Josh Roose, in The Age, 16 January 2022, where the chosen title runs thus: “Right and left unite over Djokovic – and why they are both wrong”
It is easy to dislike Novak Djokovic. At the height of a pandemic that has claimed millions of lives globally, he has consistently refused to reveal his vaccination status, despite freely travelling the world for tennis tournaments, and has been pictured acting irresponsibly on numerous occasions.For many, he has become the embodiment of the adage that one rule applies for the wealthy and powerful and another for the rest of us.
This has been particularly grating in the Australian context – nowhere more so than Melbourne – where communities have faced incredibly challenging lockdowns and curtailments on freedoms, mass job losses and mandatory vaccination requirements.
Allowing Djokovic to compete in the 2022 Australian open appears to fly in the face of the Australian sense of the “fair go” and what is left of Australian egalitarianism.
Amid a crisis of empty supermarket shelves, unavailability of rapid antigen tests, skyrocketing COVID-19 numbers and hospitalisations, Djokovic has done what no political leader in the country has been able to do for a generation, gathering strong bipartisan support for his expulsion. For the left, this is based on his anti-vaccination position and history of anti-women comments and consorting with right-wing Serbian nationalists; for the right, the importance of controlling who can cross our sovereign borders.
This has of course, been a political win for a government that has been on the ropes and facing immense political pressure for its “let it rip” approach to the Omicron variant.
Yet amid the widespread celebration of the decision by the Immigration Minister to use the position’s discretionary powers to cancel Djokovic’s visa, important questions arise that have significant implications – not least of which is whether Djokovic poses a threat to the “health, safety or good order of the Australian community”.
This position constitutes a pivot from the original claim by the government that Djokovic, who was initially approved for a visa, was not entitled to a medical exemption (it appears that he was), and effectively situates the world’s number one tennis player as playing a significant role in inciting anti-vaccination protesters.
Djokovic was pictured partying and dancing in a packed nightclub amid the COVID-19 pandemic in June 2020 and was still granted a visa to participate in the 2021 Australian Open (which he won). What is he alleged to have done in the past 11 months to have fostered anti-vaccine sentiment and cause civil unrest? Or, given that he was granted a visa, what has he done since his arrival to do so?
Djokovic himself has remained largely silent since his arrival and detention, releasing a statement on Instagram outlining his version of events and stating “utmost respect for the Australian government and their authorities”. His case has certainly become a central talking point in anti-vaccination and “freedom movement” protest groups, and they have adopted his case and treatment as evidence (in their eyes) of the legitimacy of their cause.
Some have talked of protests at the Australian Open, which has now been ascribed a symbolic value, however Djokovic has not engaged with these groups in any manner and the relationship is to the best of my knowledge, non-existent.
However, while highly inflammatory statements from Djokovic’s father Srdjan have indisputably contributed to this violent potential and have not been refuted by Novak Djokovic, he is under no legal obligation to do this, so far as the status of his visa is concerned.
Australia has a history of refusing visas to divisive political figures. Most recently of note, far-right figure Gavin McInnes, founder of extremist group the Proud Boys, was judged to be of “bad character” and denied a visa in November 2018. It is conceivable and perhaps even desirable that Djokovic could have been denied on these grounds prior to his entry, but to do so after losing a court case related to the validity of his medical exemption reeks of political opportunism by a government seeking to distract from broader political challenges.
This debacle touches both sides of politics.

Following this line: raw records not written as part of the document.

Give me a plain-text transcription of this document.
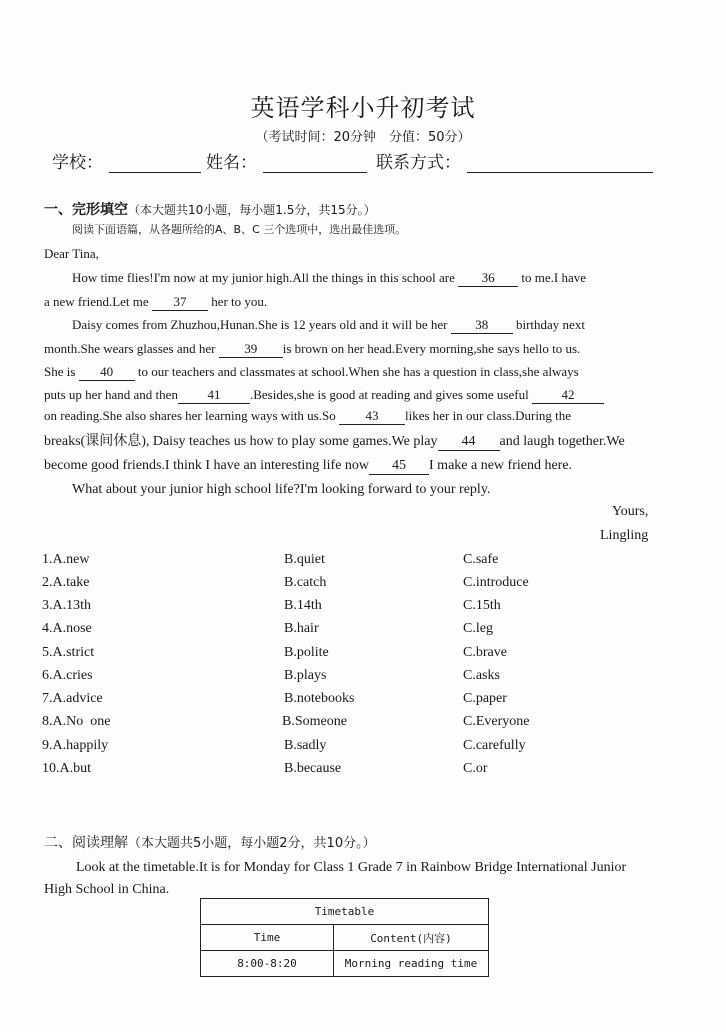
英语学科小升初考试
（考试时间：20分钟　分值：50分）
学校：	姓名：	联系方式：
一、完形填空（本大题共10小题，每小题1.5分，共15分。）
阅读下面语篇，从各题所给的A、B、C 三个选项中，选出最佳选项。
Dear Tina,
How time flies!I'm now at my junior high.All the things in this school are 36 to me.I have
a new friend.Let me 37 her to you.
Daisy comes from Zhuzhou,Hunan.She is 12 years old and it will be her 38 birthday next
month.She wears glasses and her 39 is brown on her head.Every morning,she says hello to us.
She is 40 to our teachers and classmates at school.When she has a question in class,she always
puts up her hand and then 41 .Besides,she is good at reading and gives some useful 42
on reading.She also shares her learning ways with us.So 43 likes her in our class.During the
breaks(课间休息), Daisy teaches us how to play some games.We play 44 and laugh together.We
become good friends.I think I have an interesting life now 45 I make a new friend here.
What about your junior high school life?I'm looking forward to your reply.
Yours,
Lingling
1.A.new	B.quiet	C.safe
2.A.take	B.catch	C.introduce
3.A.13th	B.14th	C.15th
4.A.nose	B.hair	C.leg
5.A.strict	B.polite	C.brave
6.A.cries	B.plays	C.asks
7.A.advice	B.notebooks	C.paper
8.A.No  one	B.Someone	C.Everyone
9.A.happily	B.sadly	C.carefully
10.A.but	B.because	C.or
二、阅读理解（本大题共5小题，每小题2分，共10分。）
Look at the timetable.It is for Monday for Class 1 Grade 7 in Rainbow Bridge International Junior
High School in China.
Timetable	
Time	Content(内容)
8:00-8:20	Morning reading time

The inconvenient truth for those at the left of the political spectrum celebrating his expulsion is this: the discretionary power exercised by the Immigration Minister this week is also used to override favourable court outcomes for refugee applicants, including those who shared the same hotel as Djokovic for much of the past week.
That some elements of the left have embraced this authoritarian approach and disregard for the judiciary in favour of political discretion raises deeper questions about their commitment to democratic principles.
The very public poor management and treatment of Novak Djokovic this week, something experienced by many seeking to enter Australia, has only served to add fuel to the fire of the grievance-fuelled narratives of both anti-vaccination activists and ultra-right-wing nationalists alike. This may be considered politically palatable.
However, the gross mismanagement demonstrated will also contribute to the ongoing loss of trust in the political system and politicians amongst a much larger segment of the community that gives rise to exploitation by populist politicians. In an election year, this should be cause for considerable concern.
Dr Josh Roose is Senior Research Fellow (Politics and Religion) at Deakin University.